Mr. Robot é a serie que trouxe de volta uma sensação que desconhecia desde Prison Break, com uma classificação de 9 estrelas no IMBD e com uma pontuação do público média de 94% no Rotten Tomatoes. É invulgar haver um episódio piloto que deixe o público completamente “vidrado” nos primeiros minutos, crie expetativas e as cumpra ao longo da temporada. No entanto, em Mr. Robot, o enredo e as personagens são de tamanha complexidade que a única opção é desmarcar as próximas 10 horas da nossa agenda e entrar em modo maratona.

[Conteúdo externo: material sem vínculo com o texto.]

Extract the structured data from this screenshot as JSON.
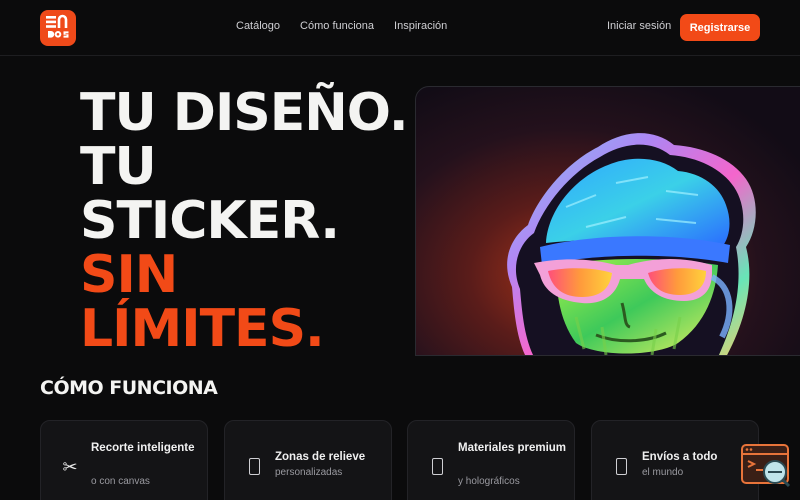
{
  "brand": {
    "logo_text": "EN DOS",
    "accent": "#f24a17"
  },
  "nav": {
    "links": [
      "Catálogo",
      "Cómo funciona",
      "Inspiración"
    ],
    "login_label": "Iniciar sesión",
    "signup_label": "Registrarse"
  },
  "hero": {
    "lines": [
      "TU DISEÑO.",
      "TU",
      "STICKER.",
      "SIN",
      "LÍMITES."
    ],
    "image_subject": "holographic sticker of a bearded man with beanie and sunglasses",
    "image_icon": "sticker-illustration"
  },
  "how_it_works": {
    "title": "CÓMO FUNCIONA",
    "features": [
      {
        "icon": "scissors-icon",
        "title": "Recorte inteligente",
        "subtitle": "o con canvas"
      },
      {
        "icon": "box-icon",
        "title": "Zonas de relieve",
        "subtitle": "personalizadas"
      },
      {
        "icon": "box-icon",
        "title": "Materiales premium",
        "subtitle": "y holográficos"
      },
      {
        "icon": "box-icon",
        "title": "Envíos a todo",
        "subtitle": "el mundo"
      }
    ]
  }
}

A série centra-se na vida de Elliot, um jovem engenheiro que trabalha numa empresa de segurança cibernética (Allsafe) e que faz uso das horas vagas e das suas capacidades de ‘hacking’ para desmascarar maridos infiéis, fornecedores de pornografia infantil, entre outros. Elliot nutre uma intensa antipatia pelo maior cliente de Allsafe, uma corporação que personifica os maiores defeitos do capitalismo. Sendo assim, quando é abordado por um hacker anárquico para se juntar a ele num plano que visa destruir a base de dados de E Corp, liquidando as dívidas de todos os devedores, dá-se a escolha que inicia um dos melhores enredos vistos em séries televisivas nos últimos tempos.

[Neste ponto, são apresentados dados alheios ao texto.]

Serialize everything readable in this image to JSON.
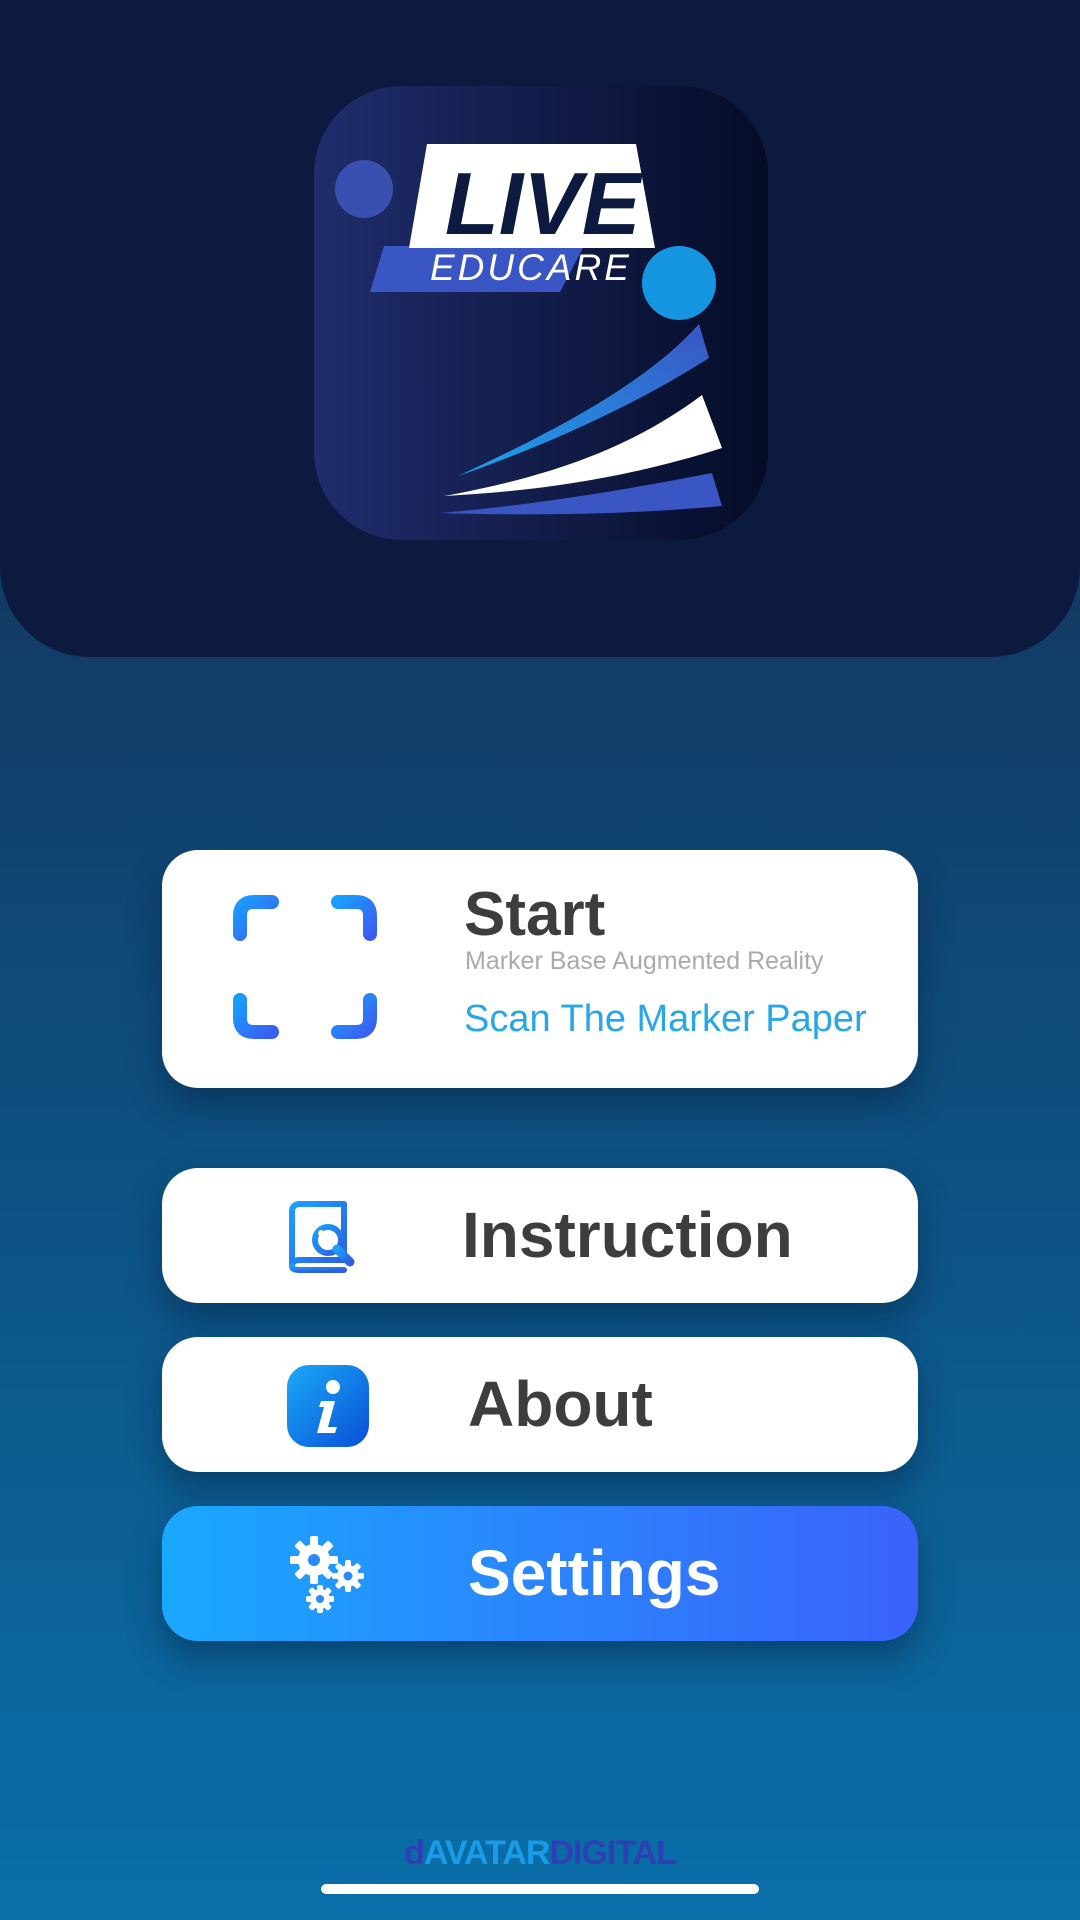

A atuação de Rami Malek como alguém que sofre de depressão, ansiedade, paranóia, alucinações e toxicodependência oferece-nos uma introspetiva num mundo pouco explorado, através da forma como cada um destes fatores deturpa a linha entre o real e o imaginário, fazendo-nos sentir tão sob o efeito de estupefacientes como a personagem. Não estamos perante uma personalidade identificável e consequentemente previsível. Pelo contrário, é difícil compreender ou concordar com Elliot, possivelmente porque nem ele mesmo se compreende.

O universo de Mr. Robot é por si só já frígido: todas as personagens mostram o seu lado negro, e as suas histórias trazem mais densidade ao enredo. Tanto a relação de Tyrrel Wellick com a sua esposa como a desintoxicação de Elliot ou a libertação de Fernando Vera, são momentos que, apesar de desviados do drama principal, fazem o espectador sentir-se mais integrado, informado e tornam o drama mais realista.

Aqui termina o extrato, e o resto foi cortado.